For more information regarding our filtering options and the data annotation process, you can consult the
Data Filtering and Annotation
section of our Documentation page.
This can happen for the following reasons:
- The gene symbol present at the gene panel file is not the official HGNC gene symbol. During annotation we only use the official HGNC gene symbols, and thus, we will display this symbol instead of the one that you provided.
- The position of the variant for that gene overlaps with other genes. In this tricky situation, we have to choose one gene to continue with predictions.
We have developed a set of priority rules for that (see the Gene annotation
section). Therefore, there is a chance that we have assigned this variant to another gene instead. Unfortunately, it is not possible to re-assign it
to your favourite gene manually and we can potentially do changes in our database for that only during major ORVAL updates. Please note that you shouldn't change that gene name for the variant in the results,
as some prediction features are gene-specific.
If you think that this mapping is definitely wrong, you can send us an email.
You can see a network in the Results page only if there is at least one candidate disease-causing variant combination predicted with VarCoPP, see for more details the Network navigation section in the Documentation page.
In any case, you can still explore all variant combinations in the Digenic predictions of the Results page.
You see an external protein in the PPI network only if it links two proteins of your selected module with a direct protein-protein interaction. External proteins that are connected with your module proteins with higher degrees of interactions are not shown. You can consult the PPI network exploration section in the Documentation page.

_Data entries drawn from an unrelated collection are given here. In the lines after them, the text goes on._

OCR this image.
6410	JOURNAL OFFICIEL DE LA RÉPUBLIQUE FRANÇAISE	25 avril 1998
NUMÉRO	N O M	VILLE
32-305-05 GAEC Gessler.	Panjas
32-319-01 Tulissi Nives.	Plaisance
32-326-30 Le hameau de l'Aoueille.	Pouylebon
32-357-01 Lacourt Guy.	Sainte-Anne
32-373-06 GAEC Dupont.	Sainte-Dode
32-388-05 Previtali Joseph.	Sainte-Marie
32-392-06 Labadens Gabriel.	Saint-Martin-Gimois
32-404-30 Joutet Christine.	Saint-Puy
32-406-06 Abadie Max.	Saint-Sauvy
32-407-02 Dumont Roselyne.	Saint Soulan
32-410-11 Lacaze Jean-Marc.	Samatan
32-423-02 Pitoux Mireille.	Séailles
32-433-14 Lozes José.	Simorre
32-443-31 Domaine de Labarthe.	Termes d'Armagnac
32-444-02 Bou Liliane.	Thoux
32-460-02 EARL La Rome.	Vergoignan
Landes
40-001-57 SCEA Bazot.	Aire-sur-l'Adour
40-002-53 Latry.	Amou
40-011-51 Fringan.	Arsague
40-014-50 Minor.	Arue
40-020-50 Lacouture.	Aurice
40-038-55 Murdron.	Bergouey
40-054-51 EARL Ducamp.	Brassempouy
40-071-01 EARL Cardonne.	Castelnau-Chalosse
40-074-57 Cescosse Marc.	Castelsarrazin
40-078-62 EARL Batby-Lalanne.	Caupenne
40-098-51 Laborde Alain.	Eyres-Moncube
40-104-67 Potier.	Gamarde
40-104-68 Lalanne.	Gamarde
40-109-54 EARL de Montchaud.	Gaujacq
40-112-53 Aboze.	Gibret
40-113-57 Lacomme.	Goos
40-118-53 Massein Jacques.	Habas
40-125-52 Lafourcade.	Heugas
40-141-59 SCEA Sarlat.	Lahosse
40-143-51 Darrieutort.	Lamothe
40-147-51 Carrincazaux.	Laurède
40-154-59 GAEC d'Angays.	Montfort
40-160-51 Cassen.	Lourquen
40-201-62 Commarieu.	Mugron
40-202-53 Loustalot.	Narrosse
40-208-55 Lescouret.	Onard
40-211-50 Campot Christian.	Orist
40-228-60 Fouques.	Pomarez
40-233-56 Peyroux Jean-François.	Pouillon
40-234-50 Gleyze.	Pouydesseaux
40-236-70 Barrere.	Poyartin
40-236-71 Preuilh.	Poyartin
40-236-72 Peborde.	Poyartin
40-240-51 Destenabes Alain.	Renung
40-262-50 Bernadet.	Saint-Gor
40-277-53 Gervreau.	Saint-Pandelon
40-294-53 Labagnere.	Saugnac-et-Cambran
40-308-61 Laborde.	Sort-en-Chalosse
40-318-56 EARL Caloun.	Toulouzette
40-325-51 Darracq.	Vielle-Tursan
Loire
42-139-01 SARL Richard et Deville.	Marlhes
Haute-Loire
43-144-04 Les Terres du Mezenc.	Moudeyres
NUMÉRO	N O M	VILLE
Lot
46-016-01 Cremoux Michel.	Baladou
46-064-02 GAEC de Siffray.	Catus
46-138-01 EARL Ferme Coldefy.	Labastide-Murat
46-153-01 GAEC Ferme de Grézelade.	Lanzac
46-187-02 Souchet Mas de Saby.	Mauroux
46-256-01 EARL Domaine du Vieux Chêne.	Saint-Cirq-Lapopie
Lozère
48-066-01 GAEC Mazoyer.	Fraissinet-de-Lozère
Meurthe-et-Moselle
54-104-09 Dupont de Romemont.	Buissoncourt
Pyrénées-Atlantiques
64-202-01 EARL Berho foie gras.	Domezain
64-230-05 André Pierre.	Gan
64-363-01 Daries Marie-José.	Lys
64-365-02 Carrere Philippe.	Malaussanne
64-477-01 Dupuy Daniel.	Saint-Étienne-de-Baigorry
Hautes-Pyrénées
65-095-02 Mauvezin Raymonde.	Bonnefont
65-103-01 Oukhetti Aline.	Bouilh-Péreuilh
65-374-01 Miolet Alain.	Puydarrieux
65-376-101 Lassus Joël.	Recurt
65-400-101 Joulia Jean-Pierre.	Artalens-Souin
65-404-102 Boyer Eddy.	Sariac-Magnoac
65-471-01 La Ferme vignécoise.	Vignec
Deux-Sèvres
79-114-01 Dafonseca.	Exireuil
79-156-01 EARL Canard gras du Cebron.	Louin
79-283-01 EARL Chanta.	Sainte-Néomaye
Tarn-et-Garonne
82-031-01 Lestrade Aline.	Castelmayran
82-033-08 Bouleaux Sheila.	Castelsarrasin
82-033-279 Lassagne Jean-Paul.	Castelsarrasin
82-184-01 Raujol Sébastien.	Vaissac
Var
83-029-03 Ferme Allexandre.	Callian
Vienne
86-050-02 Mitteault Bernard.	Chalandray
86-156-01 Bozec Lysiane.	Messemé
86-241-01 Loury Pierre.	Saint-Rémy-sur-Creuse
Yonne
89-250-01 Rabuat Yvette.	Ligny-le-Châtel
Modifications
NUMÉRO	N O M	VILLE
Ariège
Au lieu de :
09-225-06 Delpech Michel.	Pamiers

You can see the Digenic Effect prediction of a variant combination on their corresponding Digenic Combination page. You can get directed to this page by clicking on a variant combination either in the Digenic Combinations Overview table or on the Swarm plot.
Please note that you will only see a Digenic Effect prediction if the variant combination is predicted as pathogenic with VarCoPP.
We store the results of your data submission for 7 days, so that you can re-access the corresponding Result pages. After this period, all data is deleted.
We do not store email addresses that you may have provided to us during the data submission. However, we track general user traffic information (e.g. IP addresses) for job monitoring purposes (e.g. restricting the number of parallel submissions from the same ID address).
For a detailed explanation of our Data Privacy procedures, you can consult the Data privacy section of the About page.